Sampaoli Santander (Foto: Reprodução / Santander)Técnico faz anúncio do banco concorrente da seleção "Roja" (Foto: Reprodução / Santander)

O bunker que armou no CT do Cruzeiro começou a ser "construído" há mais de um ano. Em abril do ano passado, Brasil e Chile empataram em Belo Horizonte. Na véspera, Sampaoli conheceu as dependências da Raposa e disse o que queria mudar no local. Precisava tapar qualquer buraco ou brecha para jornalistas e torcedores observarem “La Roja”. Assim foi feito. Mas não foi o suficiente. O jornal "El Mercúrio", um dos principais do Chile, obteve informações sobre o treino e adiantou a tática e as eventuais mudanças de Sampaoli para enfrentar a Holanda. O técnico argentino quis barrar um jornalista e um fotógrafo de entrar na Toca. Conseguiu por um dia, mas depois o presidente da associação, que já administrara o mal-estar com o Banco de Chile, conseguiu contornar a situação com o periódico.

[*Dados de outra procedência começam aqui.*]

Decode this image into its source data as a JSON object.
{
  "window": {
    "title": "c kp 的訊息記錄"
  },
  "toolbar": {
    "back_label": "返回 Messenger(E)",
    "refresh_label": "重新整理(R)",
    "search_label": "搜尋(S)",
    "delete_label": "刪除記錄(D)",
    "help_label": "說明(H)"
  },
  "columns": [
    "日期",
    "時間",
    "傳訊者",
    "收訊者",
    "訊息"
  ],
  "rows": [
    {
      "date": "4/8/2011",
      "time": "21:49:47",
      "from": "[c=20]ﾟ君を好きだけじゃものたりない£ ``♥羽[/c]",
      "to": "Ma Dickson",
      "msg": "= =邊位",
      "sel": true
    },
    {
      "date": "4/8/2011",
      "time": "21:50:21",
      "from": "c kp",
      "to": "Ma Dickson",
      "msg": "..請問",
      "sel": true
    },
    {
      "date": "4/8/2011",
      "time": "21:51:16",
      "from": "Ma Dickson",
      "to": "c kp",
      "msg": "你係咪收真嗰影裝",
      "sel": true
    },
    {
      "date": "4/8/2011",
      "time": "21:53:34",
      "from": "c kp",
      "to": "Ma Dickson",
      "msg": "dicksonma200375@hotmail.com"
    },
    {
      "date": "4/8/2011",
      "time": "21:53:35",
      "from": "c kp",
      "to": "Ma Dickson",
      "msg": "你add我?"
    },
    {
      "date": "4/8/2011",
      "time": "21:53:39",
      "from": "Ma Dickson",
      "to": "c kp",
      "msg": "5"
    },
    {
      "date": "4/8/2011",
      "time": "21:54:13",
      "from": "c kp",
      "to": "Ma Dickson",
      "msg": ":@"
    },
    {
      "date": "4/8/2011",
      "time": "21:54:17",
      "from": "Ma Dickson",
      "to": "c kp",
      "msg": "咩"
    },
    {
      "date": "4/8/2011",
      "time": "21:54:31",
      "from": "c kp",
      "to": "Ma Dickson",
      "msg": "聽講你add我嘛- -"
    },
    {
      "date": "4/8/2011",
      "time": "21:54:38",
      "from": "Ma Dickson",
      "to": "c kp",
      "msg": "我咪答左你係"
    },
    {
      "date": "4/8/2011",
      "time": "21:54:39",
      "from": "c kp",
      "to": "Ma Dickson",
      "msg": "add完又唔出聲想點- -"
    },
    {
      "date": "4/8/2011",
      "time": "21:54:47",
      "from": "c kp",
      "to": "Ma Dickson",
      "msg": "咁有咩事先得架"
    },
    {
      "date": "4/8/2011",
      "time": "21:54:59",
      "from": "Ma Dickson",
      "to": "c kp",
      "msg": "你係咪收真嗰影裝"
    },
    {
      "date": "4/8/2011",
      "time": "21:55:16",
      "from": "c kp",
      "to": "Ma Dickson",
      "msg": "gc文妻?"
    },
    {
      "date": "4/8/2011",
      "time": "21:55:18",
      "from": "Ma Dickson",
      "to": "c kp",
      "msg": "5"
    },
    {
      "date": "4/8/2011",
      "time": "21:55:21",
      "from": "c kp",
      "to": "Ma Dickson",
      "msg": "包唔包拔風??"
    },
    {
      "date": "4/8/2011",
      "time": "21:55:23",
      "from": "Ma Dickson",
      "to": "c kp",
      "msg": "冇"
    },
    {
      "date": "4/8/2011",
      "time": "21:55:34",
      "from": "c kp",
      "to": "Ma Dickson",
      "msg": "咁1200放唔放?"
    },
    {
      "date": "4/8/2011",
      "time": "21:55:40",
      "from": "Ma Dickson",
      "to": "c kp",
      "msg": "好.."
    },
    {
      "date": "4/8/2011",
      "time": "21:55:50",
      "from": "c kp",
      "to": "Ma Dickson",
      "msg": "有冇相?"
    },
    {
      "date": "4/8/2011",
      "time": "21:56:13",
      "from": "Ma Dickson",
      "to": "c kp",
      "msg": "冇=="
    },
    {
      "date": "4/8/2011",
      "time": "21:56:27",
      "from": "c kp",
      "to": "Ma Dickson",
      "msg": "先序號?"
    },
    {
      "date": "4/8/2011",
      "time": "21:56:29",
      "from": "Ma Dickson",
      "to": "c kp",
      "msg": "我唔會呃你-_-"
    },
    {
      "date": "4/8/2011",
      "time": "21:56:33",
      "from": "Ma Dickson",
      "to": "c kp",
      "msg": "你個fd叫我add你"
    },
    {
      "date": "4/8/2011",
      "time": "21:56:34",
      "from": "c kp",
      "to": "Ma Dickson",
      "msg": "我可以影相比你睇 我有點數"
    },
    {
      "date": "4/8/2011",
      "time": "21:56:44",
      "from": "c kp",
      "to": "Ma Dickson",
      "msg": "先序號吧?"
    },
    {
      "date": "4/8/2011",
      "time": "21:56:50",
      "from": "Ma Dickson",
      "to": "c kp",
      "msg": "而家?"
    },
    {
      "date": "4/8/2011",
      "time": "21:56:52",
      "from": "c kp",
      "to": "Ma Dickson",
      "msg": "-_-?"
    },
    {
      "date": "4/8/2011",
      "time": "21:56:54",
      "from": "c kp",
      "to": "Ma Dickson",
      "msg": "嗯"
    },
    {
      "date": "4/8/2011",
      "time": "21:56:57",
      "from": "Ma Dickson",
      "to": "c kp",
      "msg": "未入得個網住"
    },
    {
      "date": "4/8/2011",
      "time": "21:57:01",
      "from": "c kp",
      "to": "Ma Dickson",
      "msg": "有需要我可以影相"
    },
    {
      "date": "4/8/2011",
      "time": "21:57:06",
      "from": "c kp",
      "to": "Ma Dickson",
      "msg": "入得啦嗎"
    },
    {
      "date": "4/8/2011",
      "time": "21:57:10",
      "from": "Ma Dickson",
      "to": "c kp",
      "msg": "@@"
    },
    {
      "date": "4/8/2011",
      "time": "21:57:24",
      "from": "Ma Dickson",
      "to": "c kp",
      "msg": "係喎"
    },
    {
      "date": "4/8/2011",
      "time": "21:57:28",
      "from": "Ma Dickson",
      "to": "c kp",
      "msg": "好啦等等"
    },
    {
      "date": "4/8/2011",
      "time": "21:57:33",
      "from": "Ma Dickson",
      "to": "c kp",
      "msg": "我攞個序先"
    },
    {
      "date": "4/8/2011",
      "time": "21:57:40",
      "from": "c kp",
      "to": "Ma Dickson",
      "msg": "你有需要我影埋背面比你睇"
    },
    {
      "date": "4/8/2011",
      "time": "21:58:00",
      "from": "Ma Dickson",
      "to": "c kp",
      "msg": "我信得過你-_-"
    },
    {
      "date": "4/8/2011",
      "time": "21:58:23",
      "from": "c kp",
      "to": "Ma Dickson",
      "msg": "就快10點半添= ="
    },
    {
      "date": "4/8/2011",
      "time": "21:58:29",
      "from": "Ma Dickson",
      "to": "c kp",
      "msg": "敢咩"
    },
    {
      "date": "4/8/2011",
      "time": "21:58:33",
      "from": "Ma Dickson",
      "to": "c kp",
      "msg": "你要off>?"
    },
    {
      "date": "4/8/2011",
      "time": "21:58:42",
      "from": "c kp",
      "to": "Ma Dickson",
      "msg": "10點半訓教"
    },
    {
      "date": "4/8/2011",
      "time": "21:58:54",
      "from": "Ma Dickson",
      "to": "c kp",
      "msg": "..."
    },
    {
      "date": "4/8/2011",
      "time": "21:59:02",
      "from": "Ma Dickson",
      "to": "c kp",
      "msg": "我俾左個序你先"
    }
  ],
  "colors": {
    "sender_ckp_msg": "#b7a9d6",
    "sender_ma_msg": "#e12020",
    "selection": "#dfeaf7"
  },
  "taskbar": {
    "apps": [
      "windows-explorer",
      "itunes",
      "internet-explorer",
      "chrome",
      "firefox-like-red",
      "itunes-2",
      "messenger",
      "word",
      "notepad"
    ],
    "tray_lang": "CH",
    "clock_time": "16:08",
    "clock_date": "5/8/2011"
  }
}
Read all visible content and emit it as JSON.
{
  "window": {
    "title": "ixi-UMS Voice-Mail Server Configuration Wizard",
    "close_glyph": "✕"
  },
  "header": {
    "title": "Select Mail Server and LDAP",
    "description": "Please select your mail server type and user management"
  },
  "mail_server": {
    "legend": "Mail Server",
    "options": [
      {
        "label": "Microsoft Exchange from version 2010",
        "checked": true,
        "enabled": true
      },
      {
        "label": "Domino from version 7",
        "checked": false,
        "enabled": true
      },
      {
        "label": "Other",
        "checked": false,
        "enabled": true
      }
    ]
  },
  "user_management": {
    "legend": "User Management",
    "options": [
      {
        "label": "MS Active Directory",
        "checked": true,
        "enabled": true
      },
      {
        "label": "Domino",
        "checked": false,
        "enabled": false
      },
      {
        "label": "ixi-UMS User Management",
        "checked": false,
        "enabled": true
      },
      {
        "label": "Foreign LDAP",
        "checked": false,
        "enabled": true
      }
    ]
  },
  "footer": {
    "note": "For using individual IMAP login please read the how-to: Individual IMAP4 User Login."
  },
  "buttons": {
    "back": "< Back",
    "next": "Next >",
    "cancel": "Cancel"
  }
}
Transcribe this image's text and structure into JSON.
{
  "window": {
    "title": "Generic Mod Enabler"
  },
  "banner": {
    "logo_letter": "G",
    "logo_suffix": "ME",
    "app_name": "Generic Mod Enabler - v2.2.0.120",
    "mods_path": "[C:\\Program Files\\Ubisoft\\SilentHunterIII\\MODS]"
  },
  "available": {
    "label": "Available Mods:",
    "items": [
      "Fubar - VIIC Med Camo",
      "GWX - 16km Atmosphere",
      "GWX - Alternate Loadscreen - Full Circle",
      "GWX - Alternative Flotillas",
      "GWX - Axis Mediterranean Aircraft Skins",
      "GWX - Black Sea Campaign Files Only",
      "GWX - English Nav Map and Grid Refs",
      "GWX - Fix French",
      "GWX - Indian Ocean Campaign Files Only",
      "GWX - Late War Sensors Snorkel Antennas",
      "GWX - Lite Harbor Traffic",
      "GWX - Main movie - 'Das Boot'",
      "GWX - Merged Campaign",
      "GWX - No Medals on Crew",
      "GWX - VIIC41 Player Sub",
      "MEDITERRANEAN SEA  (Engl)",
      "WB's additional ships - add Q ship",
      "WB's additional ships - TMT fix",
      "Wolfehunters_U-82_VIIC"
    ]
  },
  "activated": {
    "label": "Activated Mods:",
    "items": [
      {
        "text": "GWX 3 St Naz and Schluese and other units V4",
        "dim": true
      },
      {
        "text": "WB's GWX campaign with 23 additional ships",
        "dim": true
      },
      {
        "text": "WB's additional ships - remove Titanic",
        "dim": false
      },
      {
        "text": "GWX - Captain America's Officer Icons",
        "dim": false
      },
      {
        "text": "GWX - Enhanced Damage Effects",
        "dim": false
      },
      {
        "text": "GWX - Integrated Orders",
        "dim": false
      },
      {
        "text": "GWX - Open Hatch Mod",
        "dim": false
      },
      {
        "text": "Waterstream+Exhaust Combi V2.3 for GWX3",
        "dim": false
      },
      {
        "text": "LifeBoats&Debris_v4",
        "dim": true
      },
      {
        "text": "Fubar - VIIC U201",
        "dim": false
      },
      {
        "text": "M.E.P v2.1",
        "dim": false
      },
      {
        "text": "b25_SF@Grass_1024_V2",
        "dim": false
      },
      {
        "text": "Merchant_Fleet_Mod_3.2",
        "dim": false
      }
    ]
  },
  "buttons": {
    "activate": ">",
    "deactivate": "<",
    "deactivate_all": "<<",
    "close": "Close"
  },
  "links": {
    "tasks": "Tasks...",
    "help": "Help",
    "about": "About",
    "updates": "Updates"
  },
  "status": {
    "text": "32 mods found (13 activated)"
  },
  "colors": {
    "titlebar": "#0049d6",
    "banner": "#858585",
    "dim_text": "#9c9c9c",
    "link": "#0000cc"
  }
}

- Garanto que não existe qualquer distanciamento entre a ANFP e Sampaoli. Só houve uma divergência de opinião a respeito de uma medida adotada pelo treinador – disse o presidente da ANFP, Sergio Jadue, que, inclusive, garantiu a permanência do treinador para a Copa América de 2015 no Chile e também para seguir no comando da Roja para 2016.

Marca contra Fla e Vasco
Sampaoli concorreu com Diego Simeone pelo cargo na Universidad de Chile. Venceu a disputa por ser mais barato e também promissor. No time chileno, virou um técnico mais que promissor. Bateu recordes atrás de recordes, o time ganhou o apelido de "Barcelona das Américas" - pelo toque de bola envolvente, a disposição ofensiva e a troca de posições -, tirou Vargas do meio de campo para o ataque e atropelou adversários. Em 2011, no Campeonato Chileno, atingiu nove vitórias consecutivas. Na campanha do título da Sul-Americana, venceu o Flamengo no Rio por 4 a 0. Frente ao Vasco, então campeão da Copa do Brasil e concorrente ao lado do Corinthians ao título brasileiro de 2011, conseguiu empate por 1 a 1 em São Januário e uma vitória categórica por 2 a 0 no Chile. Foi campeão e impressionou muita gente que não o conhecia.


Sou um admirador do Sampaoli. Ele privilegia a organização de jogo, a qualidade técnica, consegue jogar muito ofensivamente e impõe o seu estilo de jogo ao adversário. Ele fez isso com a Universidad de Chile e conseguiu manter isso no Chile
Cristóvão Borges, técnico do Fluminense

- Sou um admirador do Sampaoli. Ele privilegia a organização de jogo, a qualidade técnica, consegue jogar muito ofensivamente e impõe o seu estilo de jogo ao adversário. Ele fez isso com a Universidad de Chile e conseguiu manter isso no Chile, mesmo com bem menos tempo de treinamento que a gente sabe que as seleções têm. Vi alguns amistosos, como aquele contra a Alemanha, antes da Copa, que foi um massacre de ataque (Alemanha venceu por 1 a 0). Ele é um cara pilhado, a gente vê isso nele. Seus times jogam com muita intensidade, agridem o adversário e trazem marcação adiantada - analisa Cristóvão Borges, hoje no Fluminense, mas que treinava o Vasco em 2011.

Em dezembro de 2012, Sampaoli foi contratado para assumir o Chile. O treinador argentino agora parte para a maior missão não só da sua carreira mas de toda a história do futebol chileno. Como diz seu biógrafo chileno, o jornalista Pablo Esquivel, "nada é impossível". É o que Sampaoli vai incutir, ao seu estilo, na cabeça de cada jogador. Não é à toa que Felipão não queria enfrentar o Chile. O treinador argentino tirou da cabeça dos chilenos que era improvável derrubar o Colo-Colo, equipe mais vencedora do Chile, passar pelos grandes brasileiros e, agora mais recentemente, derrubar um campeão mundial, a Espanha. Neymar e companhia têm a missão de fazer o impaciente e irrequieto Sampaoli esperar mais um pouco.